Unless they target the abortion industry.

Mat Staver, founder and chairman of Liberty Counsel, put a fine point on it:

"Sandra Merritt did nothing wrong. She did the right thing by exposing the depravity of the abortion industry. This plea agreement ends an unjust criminal case by dropping these baseless criminal charges without any prison time, fines or other penalties. Sandra deserves to be applauded and acclaimed for revealing these horrors and then enduring this selective and vindictive prosecution as a result."

Staver added that the state of California "deserves to walk away virtually empty-handed," which is precisely what happened.

Bonta's Parting Shot Reveals the Game

If there were any remaining doubt about whether this prosecution was about law enforcement or politics, California Attorney General Rob Bonta erased it with his own statement. Rather than acknowledge the collapse of a case his office spent years pursuing, Bonta tried to reframe the outcome as a win:

"While the Trump Administration is issuing pardons to individuals convicted of harming reproductive health clinics and providers, my office is securing criminal convictions to ensure that Californians can exercise their constitutional rights to reproductive healthcare."

Read that again carefully.
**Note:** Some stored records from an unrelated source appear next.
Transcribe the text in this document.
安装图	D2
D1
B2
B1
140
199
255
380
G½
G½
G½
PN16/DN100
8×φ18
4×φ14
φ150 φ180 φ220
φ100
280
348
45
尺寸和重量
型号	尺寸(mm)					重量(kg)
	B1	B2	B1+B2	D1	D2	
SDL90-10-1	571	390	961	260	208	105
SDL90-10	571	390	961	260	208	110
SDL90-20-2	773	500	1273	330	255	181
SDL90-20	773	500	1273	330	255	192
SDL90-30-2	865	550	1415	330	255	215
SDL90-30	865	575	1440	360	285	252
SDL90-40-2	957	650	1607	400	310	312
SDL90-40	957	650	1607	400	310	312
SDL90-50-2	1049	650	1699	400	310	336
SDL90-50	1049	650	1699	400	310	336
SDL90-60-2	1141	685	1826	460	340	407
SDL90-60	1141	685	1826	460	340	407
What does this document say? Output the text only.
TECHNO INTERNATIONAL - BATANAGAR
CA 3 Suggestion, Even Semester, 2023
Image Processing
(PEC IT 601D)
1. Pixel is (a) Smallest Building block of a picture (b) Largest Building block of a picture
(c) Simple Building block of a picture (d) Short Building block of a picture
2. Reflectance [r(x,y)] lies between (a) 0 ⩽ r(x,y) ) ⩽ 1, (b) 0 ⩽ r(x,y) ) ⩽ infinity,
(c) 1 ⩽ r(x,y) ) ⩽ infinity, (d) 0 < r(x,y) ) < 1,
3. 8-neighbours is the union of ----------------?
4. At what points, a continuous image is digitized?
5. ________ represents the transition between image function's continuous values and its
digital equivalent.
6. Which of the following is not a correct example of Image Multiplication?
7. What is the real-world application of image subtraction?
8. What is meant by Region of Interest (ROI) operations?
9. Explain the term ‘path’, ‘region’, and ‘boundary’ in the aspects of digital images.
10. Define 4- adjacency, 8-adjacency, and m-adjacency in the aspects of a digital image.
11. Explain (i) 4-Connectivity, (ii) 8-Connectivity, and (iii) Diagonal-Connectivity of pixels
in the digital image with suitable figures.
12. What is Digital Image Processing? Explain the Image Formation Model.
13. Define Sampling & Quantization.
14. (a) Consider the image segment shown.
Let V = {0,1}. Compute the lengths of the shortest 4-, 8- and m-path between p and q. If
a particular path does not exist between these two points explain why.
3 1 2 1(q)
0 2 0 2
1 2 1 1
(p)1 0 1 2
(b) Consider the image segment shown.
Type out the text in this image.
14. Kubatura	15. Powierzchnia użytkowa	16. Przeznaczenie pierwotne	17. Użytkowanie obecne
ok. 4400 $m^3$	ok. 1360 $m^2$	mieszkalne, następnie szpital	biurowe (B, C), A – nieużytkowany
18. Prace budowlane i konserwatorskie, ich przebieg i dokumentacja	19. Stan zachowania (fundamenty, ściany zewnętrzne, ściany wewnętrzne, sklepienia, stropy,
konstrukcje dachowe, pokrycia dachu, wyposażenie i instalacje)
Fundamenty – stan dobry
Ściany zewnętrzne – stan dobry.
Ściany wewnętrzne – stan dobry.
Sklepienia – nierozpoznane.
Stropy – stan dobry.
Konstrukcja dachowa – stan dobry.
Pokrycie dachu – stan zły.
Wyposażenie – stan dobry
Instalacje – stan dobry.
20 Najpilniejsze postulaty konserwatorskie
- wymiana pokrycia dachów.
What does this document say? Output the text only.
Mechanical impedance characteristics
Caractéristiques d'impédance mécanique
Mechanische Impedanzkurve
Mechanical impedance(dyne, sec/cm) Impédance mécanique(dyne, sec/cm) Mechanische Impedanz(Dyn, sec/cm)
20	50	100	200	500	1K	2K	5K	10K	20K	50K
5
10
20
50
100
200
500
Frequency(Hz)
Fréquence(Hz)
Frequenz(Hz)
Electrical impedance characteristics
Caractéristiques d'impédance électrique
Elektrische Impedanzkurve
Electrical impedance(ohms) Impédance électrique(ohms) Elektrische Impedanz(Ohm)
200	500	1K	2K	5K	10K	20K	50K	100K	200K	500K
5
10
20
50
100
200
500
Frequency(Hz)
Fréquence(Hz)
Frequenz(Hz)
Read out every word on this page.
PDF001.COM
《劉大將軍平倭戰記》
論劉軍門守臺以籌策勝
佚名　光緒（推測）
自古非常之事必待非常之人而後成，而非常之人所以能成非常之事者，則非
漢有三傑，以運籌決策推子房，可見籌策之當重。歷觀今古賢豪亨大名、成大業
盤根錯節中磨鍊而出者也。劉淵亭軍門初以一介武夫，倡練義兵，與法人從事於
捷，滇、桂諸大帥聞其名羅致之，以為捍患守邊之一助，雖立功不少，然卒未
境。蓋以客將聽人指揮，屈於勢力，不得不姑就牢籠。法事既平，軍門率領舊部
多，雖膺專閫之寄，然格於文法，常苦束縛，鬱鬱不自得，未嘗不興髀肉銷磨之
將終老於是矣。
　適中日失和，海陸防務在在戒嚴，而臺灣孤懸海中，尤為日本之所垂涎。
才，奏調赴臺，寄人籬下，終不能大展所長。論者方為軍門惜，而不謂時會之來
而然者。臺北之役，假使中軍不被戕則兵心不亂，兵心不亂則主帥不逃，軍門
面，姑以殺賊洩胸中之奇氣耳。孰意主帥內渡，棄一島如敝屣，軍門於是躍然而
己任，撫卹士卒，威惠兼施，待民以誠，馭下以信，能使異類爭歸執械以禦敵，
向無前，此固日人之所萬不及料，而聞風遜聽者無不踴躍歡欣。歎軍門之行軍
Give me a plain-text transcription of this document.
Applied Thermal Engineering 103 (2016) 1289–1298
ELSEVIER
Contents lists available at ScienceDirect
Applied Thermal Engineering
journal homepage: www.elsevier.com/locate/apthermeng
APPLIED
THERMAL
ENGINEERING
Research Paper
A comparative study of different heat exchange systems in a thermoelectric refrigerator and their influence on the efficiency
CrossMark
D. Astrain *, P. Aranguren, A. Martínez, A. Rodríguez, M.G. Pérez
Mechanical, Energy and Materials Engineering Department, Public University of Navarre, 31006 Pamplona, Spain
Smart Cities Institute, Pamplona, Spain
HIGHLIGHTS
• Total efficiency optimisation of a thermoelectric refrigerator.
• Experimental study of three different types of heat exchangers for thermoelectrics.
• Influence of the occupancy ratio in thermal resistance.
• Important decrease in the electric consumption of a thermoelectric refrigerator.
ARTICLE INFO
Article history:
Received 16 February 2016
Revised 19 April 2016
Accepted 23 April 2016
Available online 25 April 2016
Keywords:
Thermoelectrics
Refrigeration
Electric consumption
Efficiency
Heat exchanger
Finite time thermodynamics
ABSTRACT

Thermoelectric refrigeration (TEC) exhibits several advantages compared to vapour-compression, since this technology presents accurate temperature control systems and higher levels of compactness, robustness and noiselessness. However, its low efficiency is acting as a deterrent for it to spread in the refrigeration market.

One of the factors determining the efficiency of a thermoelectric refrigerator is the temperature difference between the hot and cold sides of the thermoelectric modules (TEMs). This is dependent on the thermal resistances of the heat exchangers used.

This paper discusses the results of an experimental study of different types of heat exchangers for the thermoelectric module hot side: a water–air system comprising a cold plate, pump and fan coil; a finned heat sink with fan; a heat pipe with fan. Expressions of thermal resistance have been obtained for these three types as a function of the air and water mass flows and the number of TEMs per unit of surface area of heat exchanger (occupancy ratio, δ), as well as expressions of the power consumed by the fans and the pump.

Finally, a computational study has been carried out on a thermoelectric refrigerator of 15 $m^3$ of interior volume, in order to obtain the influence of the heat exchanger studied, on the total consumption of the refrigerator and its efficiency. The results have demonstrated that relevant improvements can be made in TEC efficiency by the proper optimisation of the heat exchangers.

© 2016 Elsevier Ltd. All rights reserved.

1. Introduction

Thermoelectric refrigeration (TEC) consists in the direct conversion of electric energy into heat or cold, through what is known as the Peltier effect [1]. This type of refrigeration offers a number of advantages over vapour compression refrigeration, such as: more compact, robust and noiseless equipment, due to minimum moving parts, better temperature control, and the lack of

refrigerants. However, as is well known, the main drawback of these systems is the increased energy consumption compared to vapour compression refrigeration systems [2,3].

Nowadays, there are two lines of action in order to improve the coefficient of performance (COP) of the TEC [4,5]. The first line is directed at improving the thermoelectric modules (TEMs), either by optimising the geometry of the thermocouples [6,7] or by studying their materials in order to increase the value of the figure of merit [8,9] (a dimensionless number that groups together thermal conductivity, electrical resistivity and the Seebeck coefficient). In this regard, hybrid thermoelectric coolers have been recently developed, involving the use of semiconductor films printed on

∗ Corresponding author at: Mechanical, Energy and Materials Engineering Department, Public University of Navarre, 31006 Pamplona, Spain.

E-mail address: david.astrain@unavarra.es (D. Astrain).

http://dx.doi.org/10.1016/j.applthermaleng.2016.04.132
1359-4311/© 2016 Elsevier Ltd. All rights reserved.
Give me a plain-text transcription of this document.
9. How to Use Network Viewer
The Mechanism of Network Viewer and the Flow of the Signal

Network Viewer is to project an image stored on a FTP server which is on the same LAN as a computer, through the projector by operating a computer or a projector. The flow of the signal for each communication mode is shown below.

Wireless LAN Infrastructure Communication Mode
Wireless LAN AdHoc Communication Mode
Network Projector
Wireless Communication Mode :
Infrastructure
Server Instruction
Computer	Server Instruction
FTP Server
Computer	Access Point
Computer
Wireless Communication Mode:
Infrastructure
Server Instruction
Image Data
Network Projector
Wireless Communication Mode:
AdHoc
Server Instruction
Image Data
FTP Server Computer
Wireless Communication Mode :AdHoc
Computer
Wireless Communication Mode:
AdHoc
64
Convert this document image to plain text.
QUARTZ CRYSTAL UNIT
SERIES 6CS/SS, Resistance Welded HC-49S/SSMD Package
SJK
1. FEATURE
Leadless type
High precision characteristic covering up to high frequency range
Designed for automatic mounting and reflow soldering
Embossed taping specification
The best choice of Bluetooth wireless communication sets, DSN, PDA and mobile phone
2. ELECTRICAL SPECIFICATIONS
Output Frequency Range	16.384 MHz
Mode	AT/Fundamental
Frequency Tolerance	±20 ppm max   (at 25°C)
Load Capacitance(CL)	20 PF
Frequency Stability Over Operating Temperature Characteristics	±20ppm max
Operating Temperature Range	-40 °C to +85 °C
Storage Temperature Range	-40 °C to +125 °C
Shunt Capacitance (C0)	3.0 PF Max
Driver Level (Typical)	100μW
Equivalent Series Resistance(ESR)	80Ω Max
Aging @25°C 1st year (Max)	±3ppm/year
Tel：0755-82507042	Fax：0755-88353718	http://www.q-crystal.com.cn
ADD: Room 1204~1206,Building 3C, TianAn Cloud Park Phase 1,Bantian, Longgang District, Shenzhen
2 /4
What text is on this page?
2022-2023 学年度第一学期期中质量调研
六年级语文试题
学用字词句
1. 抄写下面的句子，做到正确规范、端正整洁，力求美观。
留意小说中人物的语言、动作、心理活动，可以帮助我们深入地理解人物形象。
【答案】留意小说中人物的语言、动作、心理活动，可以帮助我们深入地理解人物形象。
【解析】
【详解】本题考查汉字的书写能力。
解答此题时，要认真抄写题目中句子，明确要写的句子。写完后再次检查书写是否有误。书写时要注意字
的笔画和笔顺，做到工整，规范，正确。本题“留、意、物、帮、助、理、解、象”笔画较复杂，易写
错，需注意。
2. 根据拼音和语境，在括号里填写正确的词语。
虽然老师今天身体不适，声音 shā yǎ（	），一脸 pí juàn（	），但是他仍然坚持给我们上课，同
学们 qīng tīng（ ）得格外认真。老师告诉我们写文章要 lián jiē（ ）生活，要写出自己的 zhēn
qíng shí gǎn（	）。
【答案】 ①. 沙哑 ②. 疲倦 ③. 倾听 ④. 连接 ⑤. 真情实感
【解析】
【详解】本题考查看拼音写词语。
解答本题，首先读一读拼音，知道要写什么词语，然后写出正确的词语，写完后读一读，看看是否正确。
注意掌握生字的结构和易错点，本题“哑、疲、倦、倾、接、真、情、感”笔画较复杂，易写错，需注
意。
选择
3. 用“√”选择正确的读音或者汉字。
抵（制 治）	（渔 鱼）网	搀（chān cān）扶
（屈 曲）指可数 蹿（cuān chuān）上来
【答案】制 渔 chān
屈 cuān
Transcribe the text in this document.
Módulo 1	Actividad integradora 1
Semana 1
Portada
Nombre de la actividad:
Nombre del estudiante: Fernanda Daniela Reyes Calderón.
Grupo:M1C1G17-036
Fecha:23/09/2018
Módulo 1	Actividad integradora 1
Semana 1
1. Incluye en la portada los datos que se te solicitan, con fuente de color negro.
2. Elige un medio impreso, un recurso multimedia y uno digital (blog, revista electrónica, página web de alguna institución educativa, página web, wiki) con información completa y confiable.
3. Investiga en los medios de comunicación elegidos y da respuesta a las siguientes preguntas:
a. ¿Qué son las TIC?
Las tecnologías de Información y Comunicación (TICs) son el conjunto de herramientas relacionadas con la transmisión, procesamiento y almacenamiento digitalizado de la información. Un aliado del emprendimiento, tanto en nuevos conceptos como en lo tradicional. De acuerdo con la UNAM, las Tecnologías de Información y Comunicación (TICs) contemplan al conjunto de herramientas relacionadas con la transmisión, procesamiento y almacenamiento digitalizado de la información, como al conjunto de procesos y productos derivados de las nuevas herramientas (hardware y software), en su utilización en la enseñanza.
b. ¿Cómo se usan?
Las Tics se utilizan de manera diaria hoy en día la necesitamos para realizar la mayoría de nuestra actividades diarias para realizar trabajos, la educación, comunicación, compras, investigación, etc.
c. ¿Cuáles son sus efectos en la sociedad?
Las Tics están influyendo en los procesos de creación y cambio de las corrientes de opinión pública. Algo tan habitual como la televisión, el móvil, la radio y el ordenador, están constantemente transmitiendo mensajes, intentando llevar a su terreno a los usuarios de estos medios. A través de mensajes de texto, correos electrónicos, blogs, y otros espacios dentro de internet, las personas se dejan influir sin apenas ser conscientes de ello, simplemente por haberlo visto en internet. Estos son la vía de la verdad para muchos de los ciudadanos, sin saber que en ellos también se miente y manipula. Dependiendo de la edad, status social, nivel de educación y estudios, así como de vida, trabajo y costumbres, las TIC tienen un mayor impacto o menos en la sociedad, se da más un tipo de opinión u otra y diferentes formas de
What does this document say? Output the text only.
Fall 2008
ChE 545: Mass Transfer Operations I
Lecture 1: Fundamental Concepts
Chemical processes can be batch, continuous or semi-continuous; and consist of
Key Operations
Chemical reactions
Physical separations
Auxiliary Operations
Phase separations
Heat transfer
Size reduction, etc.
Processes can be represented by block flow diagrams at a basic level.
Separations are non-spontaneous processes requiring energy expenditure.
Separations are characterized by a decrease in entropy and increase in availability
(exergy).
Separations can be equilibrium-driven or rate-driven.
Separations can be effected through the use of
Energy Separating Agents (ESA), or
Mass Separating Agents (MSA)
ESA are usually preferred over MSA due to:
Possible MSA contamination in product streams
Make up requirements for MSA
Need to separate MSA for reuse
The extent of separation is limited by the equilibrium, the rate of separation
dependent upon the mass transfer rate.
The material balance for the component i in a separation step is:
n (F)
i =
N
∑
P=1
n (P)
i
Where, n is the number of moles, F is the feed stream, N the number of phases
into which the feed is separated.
The final charge was dismissed. The case was expunged. There was no prison time and no fines. And Bonta is claiming he "secured criminal convictions." That is a remarkable spin on what amounts to total capitulation.

Bonta then added a warning that his office "will not hesitate to continue taking action against those who threaten access to abortion care — whether by recording confidential conversations or other means." The quiet part is now fully audible: in California, filming abortion industry officials discussing the sale of baby body parts is treated as a threat to "abortion care." The recordings are the crime. The practices they revealed are not.

The Bigger Picture

This case was never really about California's recording consent laws. It was about deterrence. The message was clear from the beginning: investigate the abortion industry, and the state will come after you with everything it has. It doesn't matter if it takes a decade. It doesn't matter if the charges ultimately collapse. The process itself is the punishment.

Daleiden and Merritt spent years of their lives under indictment. They spent untold sums on legal defense. They endured the weight of a state apparatus aligned against them, backed by some of the most powerful and well-funded political organizations in the country. Planned Parenthood and the National Abortion Federation were apparently still trying to keep the case alive even as the state was ready to let it go.

Consider what that reveals about institutional priorities. The videos showed senior abortion industry officials casually discussing the procurement of fetal organs over lunch. They discussed pricing. They discussed logistics. The public reaction was revulsion. Congressional investigations followed. But in California, the only people who faced criminal consequences were the ones who held up the mirror.

The dismissal is a victory, and Daleiden deserves credit for enduring a prosecution designed to break him. His defense team at Steve Cooley & Associates earned this outcome against, as Daleiden put it, "powerful, government-funded special interests." But the broader system that allowed this to happen remains intact. California's attorney general is openly promising more of the same.

What Comes Next

Daleiden hinted that the Center for Medical Progress "has been quietly working on a big new project to release soon." Whatever it is, the abortion industry and its allies in state government now know that ten years of prosecution, millions in legal costs, and the full weight of California's justice system were not enough to silence him.

That should worry them far more than any undercover recording.